I've got this arriving soon, how would I wire this into the circuit since it's got two wires each side? - http://www.ebay.co.uk/itm/390932345418?_trksid=p2059210.m2749.l2649&ssPageName=STRK:MEBIDX:IT

 

Thanks

Don't waste your time. Your battery doesn't require any conditioning. Who's manual is telling you to do it and why do you think they need conditioning?

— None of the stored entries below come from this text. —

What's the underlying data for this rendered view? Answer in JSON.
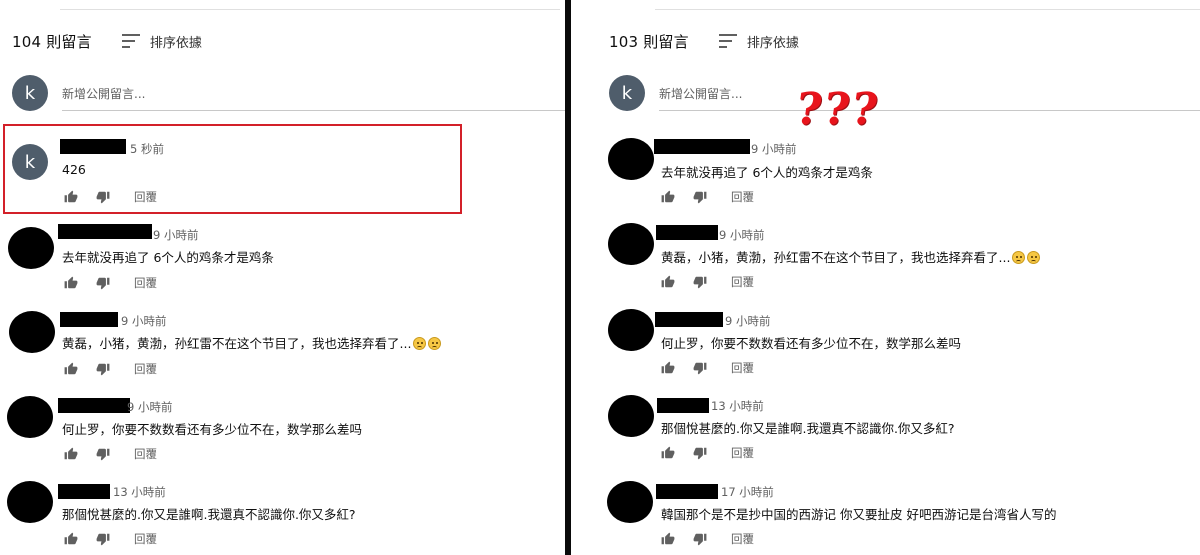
{
  "left": {
    "count": "104 則留言",
    "sort_label": "排序依據",
    "avatar_letter": "k",
    "add_placeholder": "新增公開留言...",
    "comments": [
      {
        "time": "5 秒前",
        "text": "426",
        "reply": "回覆"
      },
      {
        "time": "9 小時前",
        "text": "去年就没再追了 6个人的鸡条才是鸡条",
        "reply": "回覆"
      },
      {
        "time": "9 小時前",
        "text": "黄磊，小猪，黄渤，孙红雷不在这个节目了，我也选择弃看了...",
        "reply": "回覆"
      },
      {
        "time": "9 小時前",
        "text": "何止罗，你要不数数看还有多少位不在，数学那么差吗",
        "reply": "回覆"
      },
      {
        "time": "13 小時前",
        "text": "那個悅甚麼的.你又是誰啊.我還真不認識你.你又多紅?",
        "reply": "回覆"
      }
    ]
  },
  "right": {
    "count": "103 則留言",
    "sort_label": "排序依據",
    "avatar_letter": "k",
    "add_placeholder": "新增公開留言...",
    "annotation": "???",
    "comments": [
      {
        "time": "9 小時前",
        "text": "去年就没再追了 6个人的鸡条才是鸡条",
        "reply": "回覆"
      },
      {
        "time": "9 小時前",
        "text": "黄磊，小猪，黄渤，孙红雷不在这个节目了，我也选择弃看了...",
        "reply": "回覆"
      },
      {
        "time": "9 小時前",
        "text": "何止罗，你要不数数看还有多少位不在，数学那么差吗",
        "reply": "回覆"
      },
      {
        "time": "13 小時前",
        "text": "那個悅甚麼的.你又是誰啊.我還真不認識你.你又多紅?",
        "reply": "回覆"
      },
      {
        "time": "17 小時前",
        "text": "韓国那个是不是抄中国的西游记 你又要扯皮 好吧西游记是台湾省人写的",
        "reply": "回覆"
      }
    ]
  },
  "colors": {
    "highlight_border": "#d32029",
    "annotation": "#e8141c",
    "avatar_bg": "#4f5d6b",
    "divider": "#0a0a0a"
  },
  "icons": [
    "sort-icon",
    "thumbs-up-icon",
    "thumbs-down-icon",
    "frown-emoji-icon"
  ]
}
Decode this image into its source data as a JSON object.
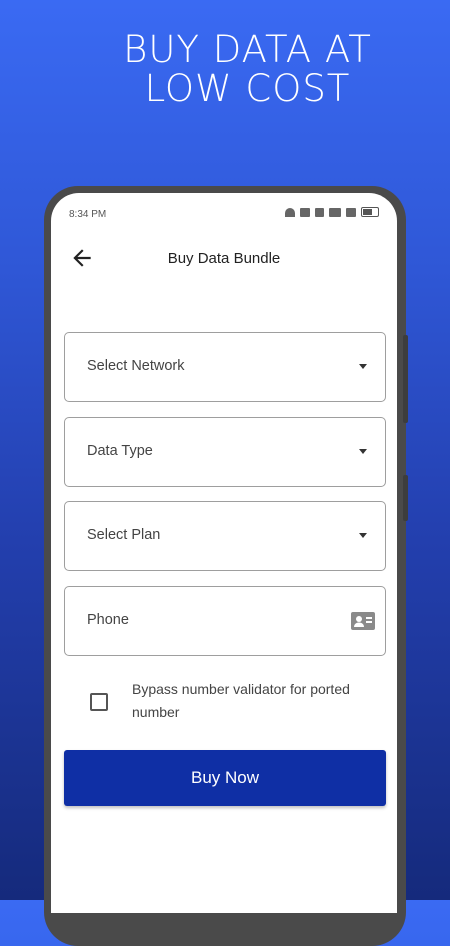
{
  "promo": {
    "line1": "BUY DATA AT",
    "line2": "LOW COST"
  },
  "status_bar": {
    "time": "8:34 PM"
  },
  "app_bar": {
    "title": "Buy Data Bundle",
    "back_icon": "arrow-back-icon"
  },
  "form": {
    "network_placeholder": "Select Network",
    "data_type_placeholder": "Data Type",
    "plan_placeholder": "Select Plan",
    "phone_placeholder": "Phone",
    "bypass_label": "Bypass number validator for ported number",
    "bypass_checked": false,
    "submit_label": "Buy Now"
  },
  "colors": {
    "accent": "#0f2fa5",
    "background_top": "#3a6af3",
    "background_bottom": "#152a7c"
  }
}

Don't waste your time. Your battery doesn't require any conditioning. Who's manual is telling you to do it and why do you think they need conditioning?

 

From the Cyclotricity manual -

 

Before you use the battery for the first time it is best to fully condition your battery. This is achieved by charging your battery for 12 hours and then using the bike until the battery is completely drained.Repeat this process at least three times. After this “conditioning” process, you can leave the battery charging as and when you require.

 

Under the Troubleshooting section it says that you can repeat the process if you think the battery is not performing correctly.

I wouldn't take any notice of that. It's a lithium battery, the same as any other one. What other manufacturers tell you to do that. On an old battery, it'll probably do more hatm than good.

 

If you've lost capacity, you need to open it up and check the cell voltages. Those batteries are not waterproof. It's easy to get water in that drains down the cells at the botyom and knocks it out of balance more than what the BMS can cope with.